Wall Street is experiencing what experts are calling “Software-mageddon” as software company stocks continue to fall dramatically. Investors who once rushed to buy these technology shares are now watching their values drop sharply. The big question everyone is asking is whether now is the right time to buy these cheaper stocks or if more trouble lies ahead.
The software industry has been hit hard in recent months. Many of these companies were star performers during the recent bull market. Now they face growing worries about how artificial intelligence might disrupt their business models. Investors are dividing software companies into two groups: those they think will win from AI and those they believe will lose.
The selling began last quarter but has picked up speed in recent weeks. The S&P 500 software index has dropped about 25% since its peak at the end of October. During this same period, the broader S&P 500 stock market index has remained relatively stable. This shows that software stocks are facing unique challenges that other sectors are not experiencing.
Art Hogan, chief market strategist at B Riley Wealth, summed up the situation with a simple phrase: “This has been Software-mageddon.” The term captures how severe the losses have been for companies in this sector. Major names like Intuit, ServiceNow, and Salesforce are among the biggest decliners so far this year.

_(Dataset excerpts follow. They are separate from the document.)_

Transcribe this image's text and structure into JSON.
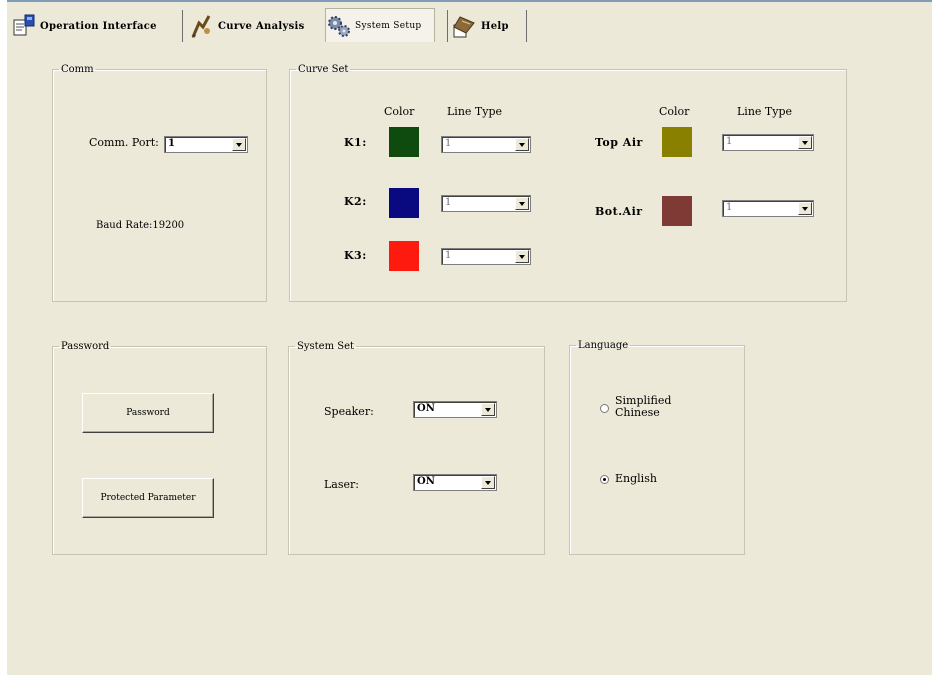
{
  "tabs": [
    {
      "label": "Operation Interface",
      "icon": "document-cube-icon"
    },
    {
      "label": "Curve Analysis",
      "icon": "pen-chart-icon"
    },
    {
      "label": "System Setup",
      "icon": "gears-icon",
      "active": true
    },
    {
      "label": "Help",
      "icon": "help-book-icon"
    }
  ],
  "comm": {
    "legend": "Comm",
    "port_label": "Comm. Port:",
    "port_value": "1",
    "baud_rate": "Baud Rate:19200"
  },
  "curve_set": {
    "legend": "Curve Set",
    "color_header": "Color",
    "linetype_header": "Line Type",
    "curves": [
      {
        "label": "K1:",
        "color": "#0f4a0f",
        "line_type": "1"
      },
      {
        "label": "K2:",
        "color": "#0a0a80",
        "line_type": "1"
      },
      {
        "label": "K3:",
        "color": "#ff1a10",
        "line_type": "1"
      },
      {
        "label": "Top Air",
        "color": "#8a8000",
        "line_type": "1"
      },
      {
        "label": "Bot.Air",
        "color": "#7f3a35",
        "line_type": "1"
      }
    ]
  },
  "password": {
    "legend": "Password",
    "password_button": "Password",
    "protected_button": "Protected Parameter"
  },
  "system_set": {
    "legend": "System Set",
    "speaker_label": "Speaker:",
    "speaker_value": "ON",
    "laser_label": "Laser:",
    "laser_value": "ON"
  },
  "language": {
    "legend": "Language",
    "options": [
      {
        "label": "Simplified Chinese",
        "line1": "Simplified",
        "line2": "Chinese",
        "checked": false
      },
      {
        "label": "English",
        "checked": true
      }
    ]
  }
}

Even Microsoft, part of the elite “Magnificent Seven” group of megacap technology stocks, is the worst performer in that exclusive club this year.
The latest wave of selling started after Anthropic released a new tool from its Claude large language model. This sparked fresh concerns about AI replacing traditional software services. The fears grew stronger when Microsoft and other software giants reported disappointing earnings results. Investors began questioning whether these companies can maintain their profits when AI tools might do the same work for less money.

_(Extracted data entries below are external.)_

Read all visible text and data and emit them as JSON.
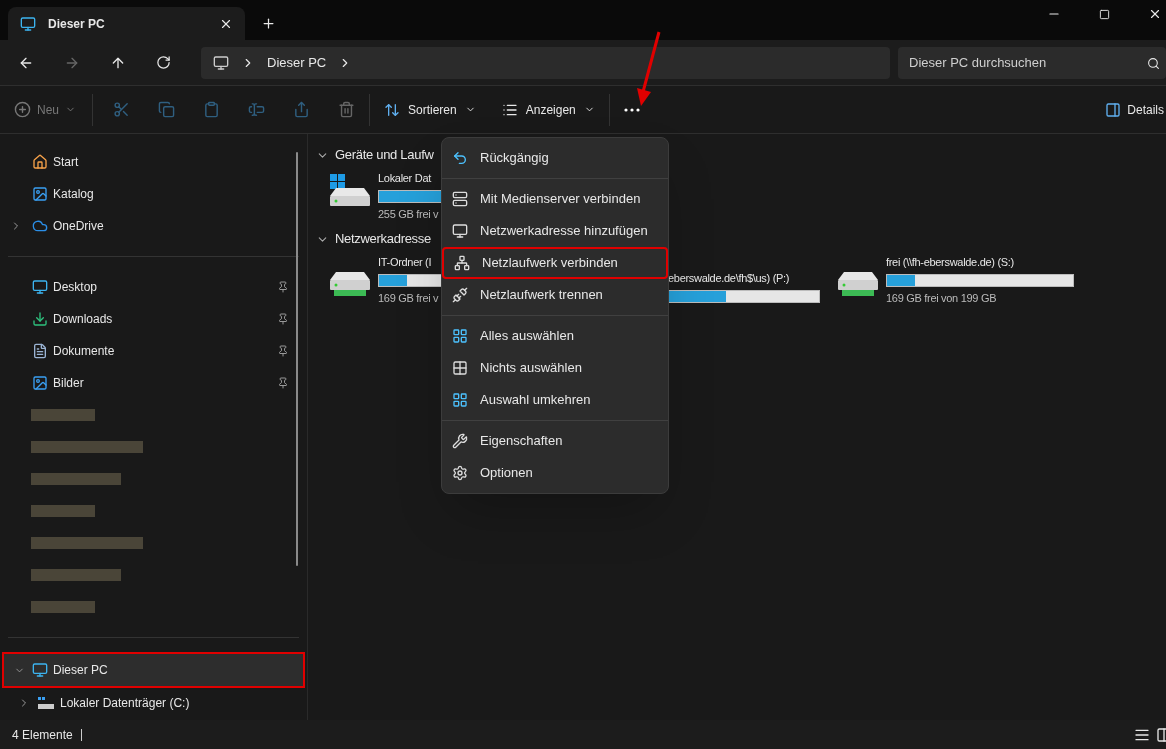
{
  "window": {
    "tab_title": "Dieser PC"
  },
  "address": {
    "crumbs": [
      "Dieser PC"
    ]
  },
  "search": {
    "placeholder": "Dieser PC durchsuchen"
  },
  "toolbar": {
    "new": {
      "label": "Neu",
      "disabled": true
    },
    "actions": [
      {
        "disabled": true
      },
      {
        "disabled": true
      },
      {
        "disabled": true
      },
      {
        "disabled": true
      },
      {
        "disabled": true
      },
      {
        "disabled": true
      }
    ],
    "sort": "Sortieren",
    "view": "Anzeigen",
    "details": "Details"
  },
  "sidebar": {
    "groups": [
      {
        "items": [
          {
            "label": "Start",
            "expandable": false
          },
          {
            "label": "Katalog",
            "expandable": false
          },
          {
            "label": "OneDrive",
            "expandable": true
          }
        ]
      },
      {
        "items": [
          {
            "label": "Desktop",
            "pinned": true
          },
          {
            "label": "Downloads",
            "pinned": true
          },
          {
            "label": "Dokumente",
            "pinned": true
          },
          {
            "label": "Bilder",
            "pinned": true
          },
          {
            "kind": "redacted"
          },
          {
            "kind": "redacted"
          },
          {
            "kind": "redacted"
          },
          {
            "kind": "redacted"
          },
          {
            "kind": "redacted"
          },
          {
            "kind": "redacted"
          },
          {
            "kind": "redacted"
          }
        ]
      },
      {
        "items": [
          {
            "label": "Dieser PC",
            "expanded": true,
            "selected": true,
            "highlighted": true,
            "children": [
              {
                "label": "Lokaler Datenträger (C:)",
                "expanded": false
              }
            ]
          }
        ]
      }
    ]
  },
  "sections": [
    {
      "title": "Geräte und Laufw",
      "expanded": true,
      "drives": [
        {
          "kind": "system",
          "name": "Lokaler Dat",
          "level": 0.6,
          "free": "255 GB frei v"
        }
      ]
    },
    {
      "title": "Netzwerkadresse",
      "expanded": true,
      "drives": [
        {
          "kind": "network",
          "name": "IT-Ordner (I",
          "level": 0.15,
          "free": "169 GB frei v"
        },
        {
          "kind": "network_covered",
          "name": "eberswalde.de\\fh$\\us) (P:)",
          "level": 0.5
        },
        {
          "kind": "network",
          "name": "frei (\\\\fh-eberswalde.de) (S:)",
          "level": 0.15,
          "free": "169 GB frei von 199 GB"
        }
      ]
    }
  ],
  "menu": {
    "groups": [
      [
        {
          "label": "Rückgängig",
          "highlighted": false
        }
      ],
      [
        {
          "label": "Mit Medienserver verbinden",
          "highlighted": false
        },
        {
          "label": "Netzwerkadresse hinzufügen",
          "highlighted": false
        },
        {
          "label": "Netzlaufwerk verbinden",
          "highlighted": true
        },
        {
          "label": "Netzlaufwerk trennen",
          "highlighted": false
        }
      ],
      [
        {
          "label": "Alles auswählen",
          "highlighted": false
        },
        {
          "label": "Nichts auswählen",
          "highlighted": false
        },
        {
          "label": "Auswahl umkehren",
          "highlighted": false
        }
      ],
      [
        {
          "label": "Eigenschaften",
          "highlighted": false
        },
        {
          "label": "Optionen",
          "highlighted": false
        }
      ]
    ]
  },
  "status_bar": {
    "count": "4 Elemente"
  }
}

James St. Aubin, chief investment officer at Ocean Park Asset Management in California, explained that the selloff shows investors are waking up to AI’s disruptive power. Companies that provide basic automation services are especially vulnerable because new AI tools can easily replicate what they do. This realization has made it easy for investors to move their money elsewhere.

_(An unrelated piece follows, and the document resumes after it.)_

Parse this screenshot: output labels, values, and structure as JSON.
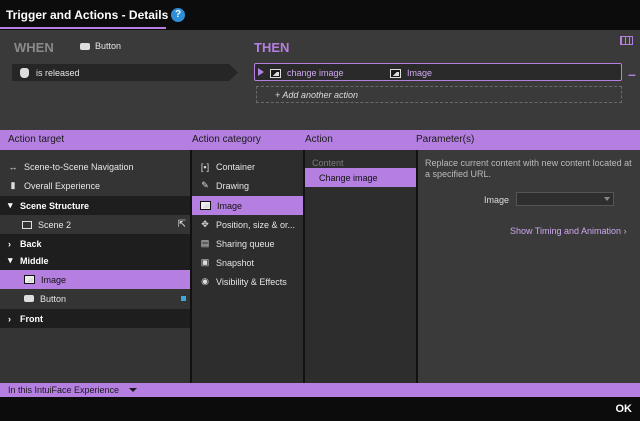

Money is flowing out of technology stocks and into other sectors that performed poorly in recent years. Consumer staples, energy, and industrial stocks are now attracting investors who previously favored tech companies. These areas are seen as better valued with more room for growth. Jim Masturzo, chief investment officer at Research Affiliates, pointed out that the smart reason to sell expensive tech companies is because better opportunities exist elsewhere, not because of panic about a software crash.
Some brave investors are starting to look for bargains among the fallen software stocks. Jake Seltz, portfolio manager at Allspring Global Investments in Minneapolis, has been adding to positions in companies like ServiceNow and Monday.com. However, he is being cautious and only making small purchases. Seltz says he is waiting for clear signs before buying more aggressively, such as companies reporting strong revenue from AI-related products or major customers announcing they are using this new software.
The debate among investors centers on whether software stocks have fallen enough to represent good value. On one hand, some believe the sector has been oversold and prices are becoming attractive. On the other hand, many worry that more bad news could push prices even lower. This uncertainty makes it difficult for anyone to make easy decisions about buying these stocks.
Hedge funds have profited enormously from the software sector’s troubles. Short-sellers, who bet on stock prices falling, have made $24 billion so far this year as the overall market value of software companies decreased by $1 trillion. Some hedge funds are even increasing their bets against software stocks, expecting more declines ahead.
The simple reality is that software companies must prove they can thrive in an AI-dominated world. Investors want to see concrete results, not just promises about future AI integration. Until companies demonstrate strong earnings growth from AI products, the uncertainty will continue. For now, “Software-mageddon” shows no clear signs of ending, leaving investors to carefully weigh the risks of buying too early against the opportunity of missing potential bargains.